Rodnyansky, who served on Kinoprime’s advisory board but never received funding from it, said that the fund has consistently supported “directors who were many times publicly humiliated by the state, by the state-affiliated media, [and] were branded as traitors and enemies of the people for their anti-war, anti-system positions.” Among them is Kirill Serebrennikov, the controversial director and Putin critic who recently wrapped up a nearly five-year legal ordeal stemming from what his supporters describe as trumped-up, politically motivated charges. Serebrennikov’s latest feature, “Tchaikovsky’s Wife,” which received financing from Kinoprime, is playing in the official competition at the Cannes Film Festival.

Rodnyansky continued: “I believe this fund does a great job, and it would be very unfair to let the great filmmakers and their films that have been done absolutely freely, independently, in a real free spirit – it would be unfair to make them hostages of the sanctions [against Abramovich].”

In Moscow, Rodnyansky left behind an estimated 15 series in development and production, though his L.A.-based shingle, which last year inked a first-look deal with Apple to produce multilingual international shows for Apple Plus TV, has not been impacted by the war’s fallout.

Projects on AR Content’s slate include the Soviet-era period drama “Red Rainbow,” which won the Series Mania Forum Best Project Award last August; “Debriefing the President,” an adaptation of former CIA analyst John Nixon’s firsthand account of the interrogation of Saddam Hussein, directed by Ziad Doueiri; and “Khan,” an epic action series about Genghis Khan and the Mongolian Empire, led by showrunner Chris Collins (“Sons of Anarchy”), which was acquired by Fox Entertainment for North America.

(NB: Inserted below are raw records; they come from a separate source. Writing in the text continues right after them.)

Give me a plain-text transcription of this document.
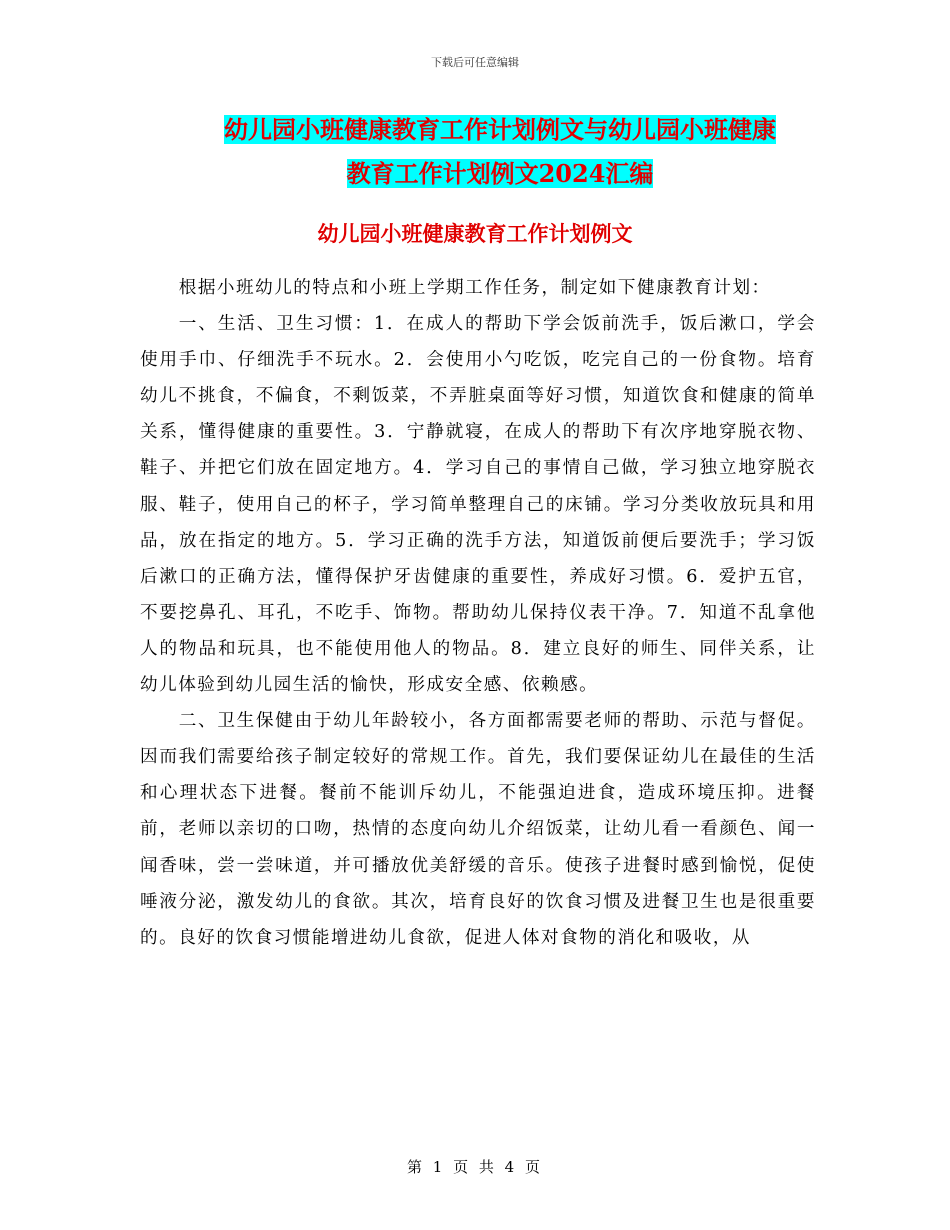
下载后可任意编辑
幼儿园小班健康教育工作计划例文与幼儿园小班健康
教育工作计划例文2024汇编
幼儿园小班健康教育工作计划例文

根据小班幼儿的特点和小班上学期工作任务，制定如下健康教育计划：

一、生活、卫生习惯：1．在成人的帮助下学会饭前洗手，饭后漱口，学会使用手巾、仔细洗手不玩水。2．会使用小勺吃饭，吃完自己的一份食物。培育幼儿不挑食，不偏食，不剩饭菜，不弄脏桌面等好习惯，知道饮食和健康的简单关系，懂得健康的重要性。3．宁静就寝，在成人的帮助下有次序地穿脱衣物、鞋子、并把它们放在固定地方。4．学习自己的事情自己做，学习独立地穿脱衣服、鞋子，使用自己的杯子，学习简单整理自己的床铺。学习分类收放玩具和用品，放在指定的地方。5．学习正确的洗手方法，知道饭前便后要洗手；学习饭后漱口的正确方法，懂得保护牙齿健康的重要性，养成好习惯。6．爱护五官，不要挖鼻孔、耳孔，不吃手、饰物。帮助幼儿保持仪表干净。7．知道不乱拿他人的物品和玩具，也不能使用他人的物品。8．建立良好的师生、同伴关系，让幼儿体验到幼儿园生活的愉快，形成安全感、依赖感。

二、卫生保健由于幼儿年龄较小，各方面都需要老师的帮助、示范与督促。因而我们需要给孩子制定较好的常规工作。首先，我们要保证幼儿在最佳的生活和心理状态下进餐。餐前不能训斥幼儿，不能强迫进食，造成环境压抑。进餐前，老师以亲切的口吻，热情的态度向幼儿介绍饭菜，让幼儿看一看颜色、闻一闻香味，尝一尝味道，并可播放优美舒缓的音乐。使孩子进餐时感到愉悦，促使唾液分泌，激发幼儿的食欲。其次，培育良好的饮食习惯及进餐卫生也是很重要的。良好的饮食习惯能增进幼儿食欲，促进人体对食物的消化和吸收，从

第 1 页 共 4 页
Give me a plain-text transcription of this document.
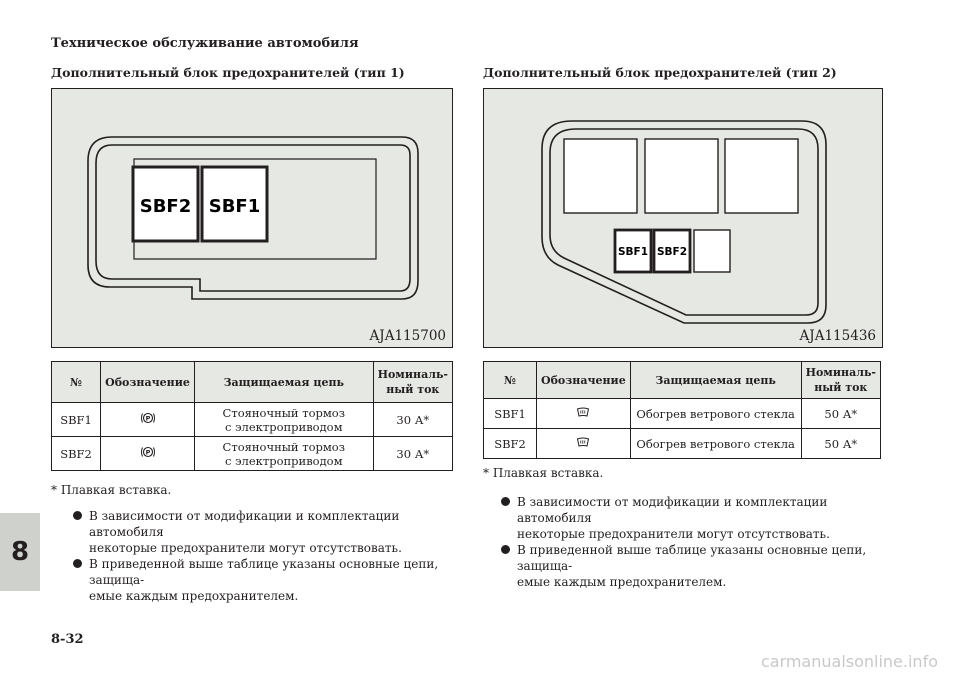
Техническое обслуживание автомобиля
Дополнительный блок предохранителей (тип 1)
SBF2 SBF1
AJA115700
№	Обозначение	Защищаемая цепь	Номиналь-
ный ток
SBF1	P	Стояночный тормоз
с электроприводом	30 А*
SBF2	P	Стояночный тормоз
с электроприводом	30 А*
* Плавкая вставка.
В зависимости от модификации и комплектации автомобиля
некоторые предохранители могут отсутствовать.
В приведенной выше таблице указаны основные цепи, защища-
емые каждым предохранителем.
Дополнительный блок предохранителей (тип 2)
SBF1 SBF2
AJA115436
№	Обозначение	Защищаемая цепь	Номиналь-
ный ток
SBF1		Обогрев ветрового стекла	50 А*
SBF2		Обогрев ветрового стекла	50 А*
* Плавкая вставка.
В зависимости от модификации и комплектации автомобиля
некоторые предохранители могут отсутствовать.
В приведенной выше таблице указаны основные цепи, защища-
емые каждым предохранителем.
8
8-32
carmanualsonline.info
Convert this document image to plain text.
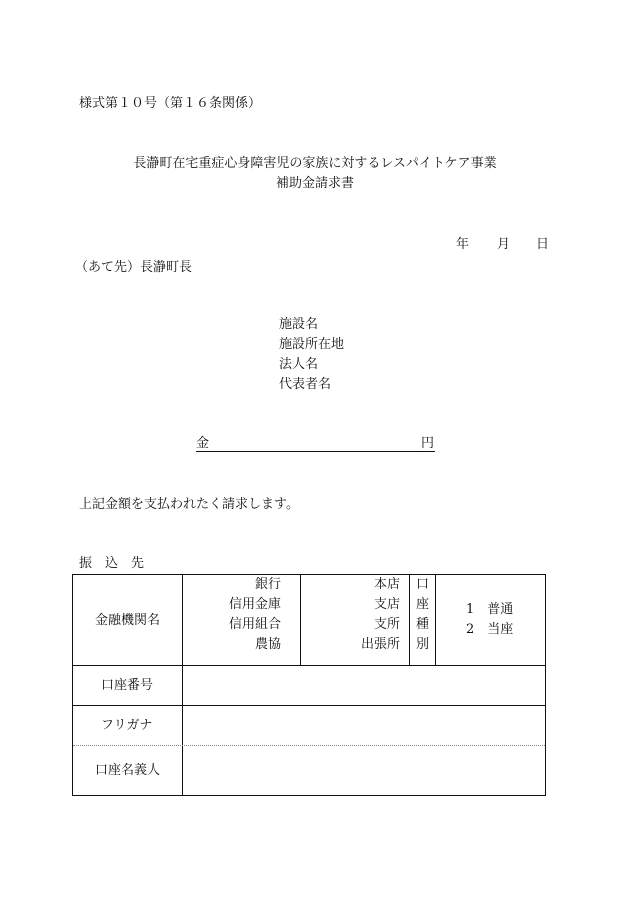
様式第１０号（第１６条関係）
長瀞町在宅重症心身障害児の家族に対するレスパイトケア事業
補助金請求書
年 月 日
（あて先）長瀞町長
施設名
施設所在地
法人名
代表者名
金	円
上記金額を支払われたく請求します。
振　込　先
金融機関名
銀行
信用金庫
信用組合
農協
本店
支店
支所
出張所
口
座
種
別
1　普通
2　当座
口座番号
フリガナ
口座名義人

Feature films include “What Happens,” the first English-language film from Andrey Zvyagintsev, who partnered with Rodnyansky on the Oscar-nominated dramas “Leviathan” and “Loveless”; and “Monica,” the third feature from Kantemir Balagov, whose Rodnyansky-produced “Beanpole” won the best director prize in Cannes’ Un Certain Regard in 2019.

For the time being, Rodnyansky sees a dark future for his former Russian colleagues. “I don’t believe [there is the possibility of] any Russian film market at the moment,” he said, mooting the prospect of a boom in state-backed blockbusters and patriotic films. “The Russian state will finance some movies and TV shows. But it’s far from the market that [existed] before, because I don’t…imagine that there are entrepreneurs willing and able to back the production of movies or TV shows.”

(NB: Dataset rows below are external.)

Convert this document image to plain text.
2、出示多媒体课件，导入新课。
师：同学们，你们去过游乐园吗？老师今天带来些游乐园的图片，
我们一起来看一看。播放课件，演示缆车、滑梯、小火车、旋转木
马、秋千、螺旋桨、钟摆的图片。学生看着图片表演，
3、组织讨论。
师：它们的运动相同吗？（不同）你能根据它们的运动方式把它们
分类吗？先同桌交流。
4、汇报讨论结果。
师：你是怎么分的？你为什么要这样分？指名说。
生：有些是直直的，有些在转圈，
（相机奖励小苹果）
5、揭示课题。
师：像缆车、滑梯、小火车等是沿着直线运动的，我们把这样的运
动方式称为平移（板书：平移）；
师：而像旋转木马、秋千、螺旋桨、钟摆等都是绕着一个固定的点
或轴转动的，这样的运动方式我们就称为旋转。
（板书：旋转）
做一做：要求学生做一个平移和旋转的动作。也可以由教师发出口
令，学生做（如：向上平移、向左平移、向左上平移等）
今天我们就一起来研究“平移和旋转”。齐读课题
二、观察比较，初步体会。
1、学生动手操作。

The impact, however, goes beyond the simple prospect of financing, producing and distributing future projects. “Many decent Russian people feel shame. It’s a very bad time for them. Even for people who never supported Putin, who never voted for him, who protested. These people feel the shame, because they are good people,” Rodnyansky said. “The fact that such a huge country has become an outcast in many ways, and isolated, and getting more and more isolated, it is a tragedy for Russia.”

The producer said it’s too soon to say what the future holds, speculating that a return to Russia could be possible “when the war is over, [and] when Putin is over.” “But right now, I don’t think it’s possible,” he added. “I do believe Russia should be punished in many ways. It’s deserved.”